Revenues, however, jumped by 10.7 percent to $217 million from $195.88 million in the same comparable period.

In the first half, Inspire Medical Systems, Inc. (NYSE:INSP) said it widened its net loss by 183 percent to $600 million from $212 million, while revenues grew by 16 percent to $418 million from $360 million.

Commenting on the company’s performance, Inspire Medical Systems, Inc. (NYSE:INSP) Chairman and CEO Tim Herbert believed that operational headwinds were just temporary and that actions are underway to address them.

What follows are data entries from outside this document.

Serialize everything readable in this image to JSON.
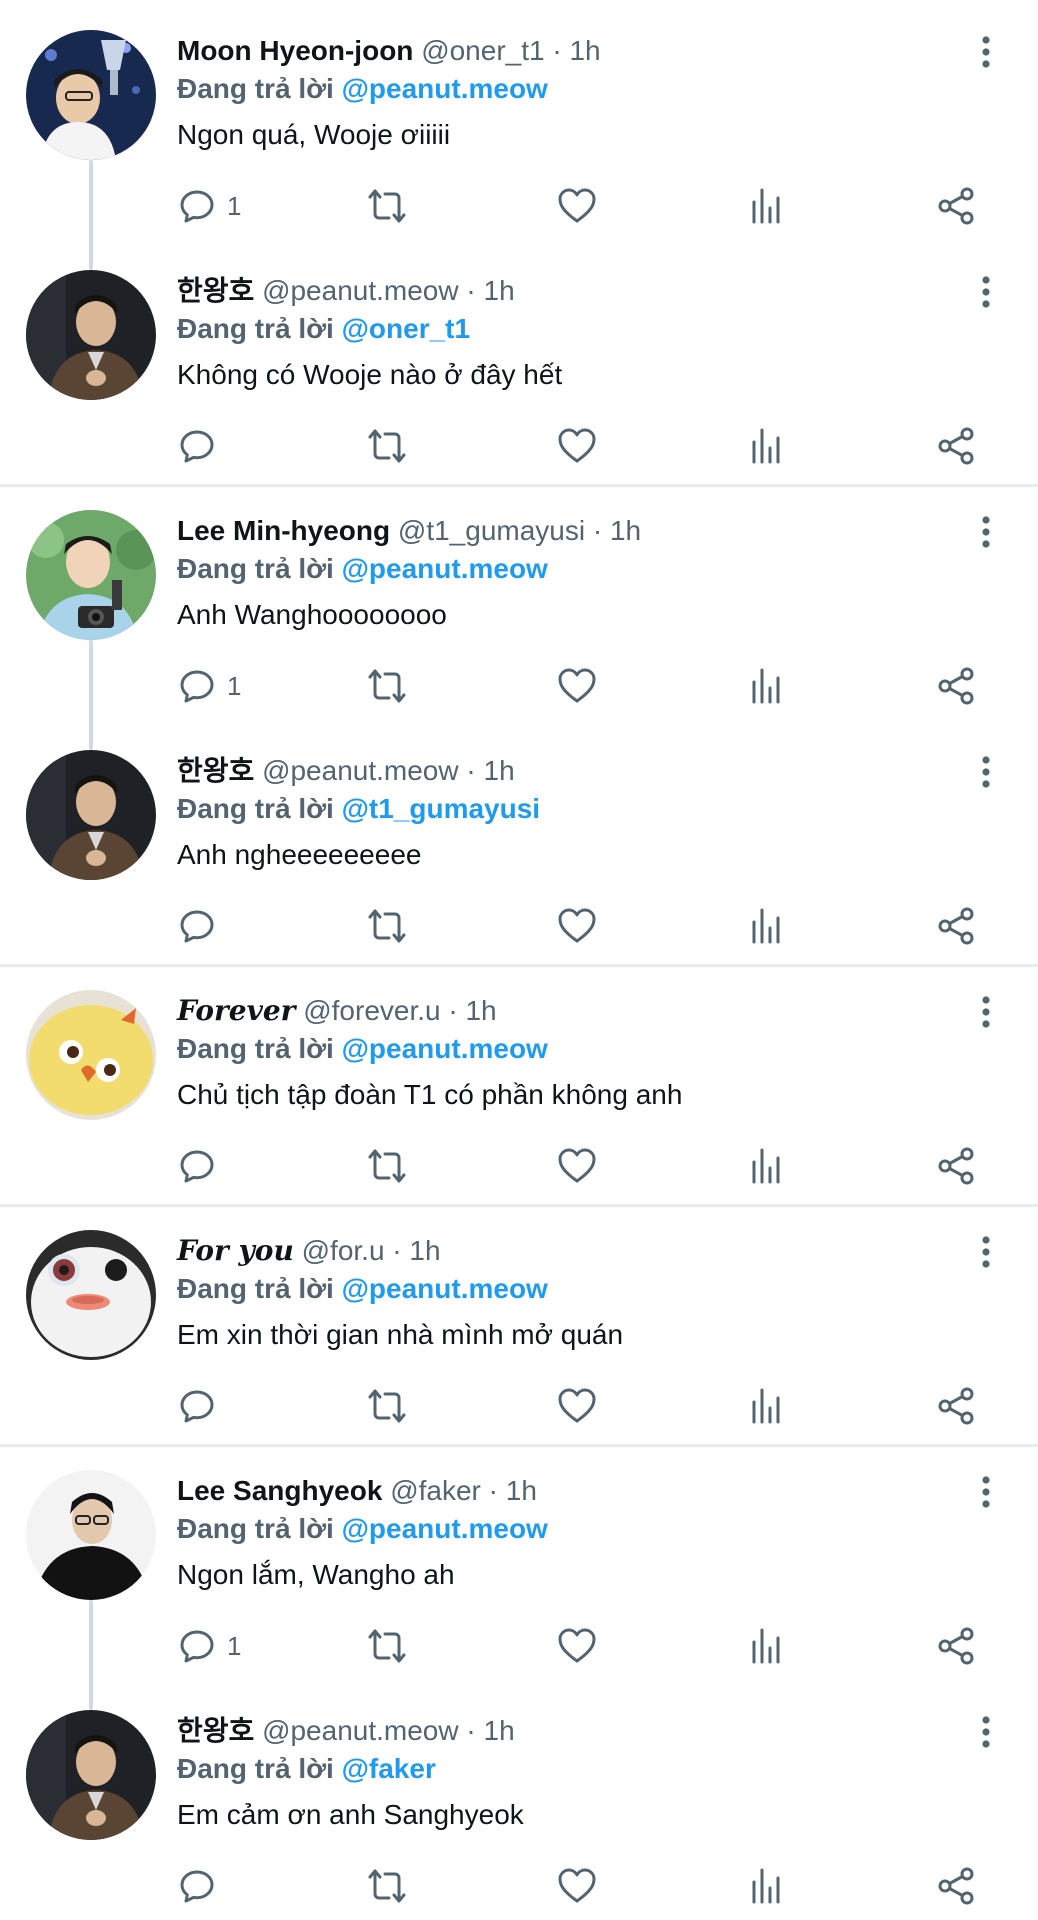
{
  "tweets": [
    {
      "name": "Moon Hyeon-joon",
      "name_style": "bold",
      "handle": "@oner_t1",
      "dot": "·",
      "time": "1h",
      "replying_label": "Đang trả lời",
      "replying_to": "@peanut.meow",
      "text": "Ngon quá, Wooje ơiiiii",
      "reply_count": "1",
      "avatar": "oner"
    },
    {
      "name": "한왕호",
      "name_style": "bold",
      "handle": "@peanut.meow",
      "dot": "·",
      "time": "1h",
      "replying_label": "Đang trả lời",
      "replying_to": "@oner_t1",
      "text": "Không có Wooje nào ở đây hết",
      "reply_count": "",
      "avatar": "peanut"
    },
    {
      "name": "Lee Min-hyeong",
      "name_style": "bold",
      "handle": "@t1_gumayusi",
      "dot": "·",
      "time": "1h",
      "replying_label": "Đang trả lời",
      "replying_to": "@peanut.meow",
      "text": "Anh Wanghoooooooo",
      "reply_count": "1",
      "avatar": "gumayusi"
    },
    {
      "name": "한왕호",
      "name_style": "bold",
      "handle": "@peanut.meow",
      "dot": "·",
      "time": "1h",
      "replying_label": "Đang trả lời",
      "replying_to": "@t1_gumayusi",
      "text": "Anh ngheeeeeeeee",
      "reply_count": "",
      "avatar": "peanut"
    },
    {
      "name": "Forever",
      "name_style": "script",
      "handle": "@forever.u",
      "dot": "·",
      "time": "1h",
      "replying_label": "Đang trả lời",
      "replying_to": "@peanut.meow",
      "text": "Chủ tịch tập đoàn T1 có phần không anh",
      "reply_count": "",
      "avatar": "forever"
    },
    {
      "name": "For you",
      "name_style": "script",
      "handle": "@for.u",
      "dot": "·",
      "time": "1h",
      "replying_label": "Đang trả lời",
      "replying_to": "@peanut.meow",
      "text": "Em xin thời gian nhà mình mở quán",
      "reply_count": "",
      "avatar": "foryou"
    },
    {
      "name": "Lee Sanghyeok",
      "name_style": "bold",
      "handle": "@faker",
      "dot": "·",
      "time": "1h",
      "replying_label": "Đang trả lời",
      "replying_to": "@peanut.meow",
      "text": "Ngon lắm, Wangho ah",
      "reply_count": "1",
      "avatar": "faker"
    },
    {
      "name": "한왕호",
      "name_style": "bold",
      "handle": "@peanut.meow",
      "dot": "·",
      "time": "1h",
      "replying_label": "Đang trả lời",
      "replying_to": "@faker",
      "text": "Em cảm ơn anh Sanghyeok",
      "reply_count": "",
      "avatar": "peanut"
    }
  ],
  "icons": {
    "reply": "reply-icon",
    "retweet": "retweet-icon",
    "like": "heart-icon",
    "views": "views-chart-icon",
    "share": "share-icon",
    "more": "more-vertical-icon"
  },
  "colors": {
    "link": "#1d9bf0",
    "secondary": "#536471",
    "text": "#0f1419",
    "divider": "#e6ecf0",
    "thread_line": "#cfd9de"
  }
}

For full-year 2025, the company expects revenues to now settle between $900 million and $910 million, lower than the $940 million to $955 million expected previously.

1. BellRing Brands, Inc. (NYSE:BRBR)

BellRing extended its losing streak to a fifth consecutive day on Tuesday, slashing 32.55 percent to close at $36.18 apiece after posting disappointing earnings and a lower growth outlook for full-year 2025.

In its updated report, BellRing Brands, Inc. (NYSE:BRBR) said net income in the third quarter of fiscal year 2025 fell by 71.5 percent to $21 million from $73.7 million in the same period last year, while revenues grew by 6 percent to $547.5 million from $515.4 million year-on-year.

Net income in the nine-month period also declined by 10.4 percent to $156.6 million from $174.8 million in the same comparable period. Net sales amounted to $1.67 billion, higher by 15.8 percent than the $1.44 billion year-on-year.

For the full year 2025, BellRing Brands, Inc. (NYSE:BRBR) lowered its net sales growth outlook to a range of $2.28 billion to $2.32 billion, as well as adjusted EBITDA of $480 million to $490 million.

“Looking ahead, our fiscal year 2025 outlook remains solid and intact, despite minor shipment timing shifts between the third and fourth quarters. Our leading mainstream brands continue to resonate with consumers, and we remain confident in the long-term trajectory for BellRing,” said BellRing Brands, Inc. (NYSE:BRBR) CEO Darcy Davenport.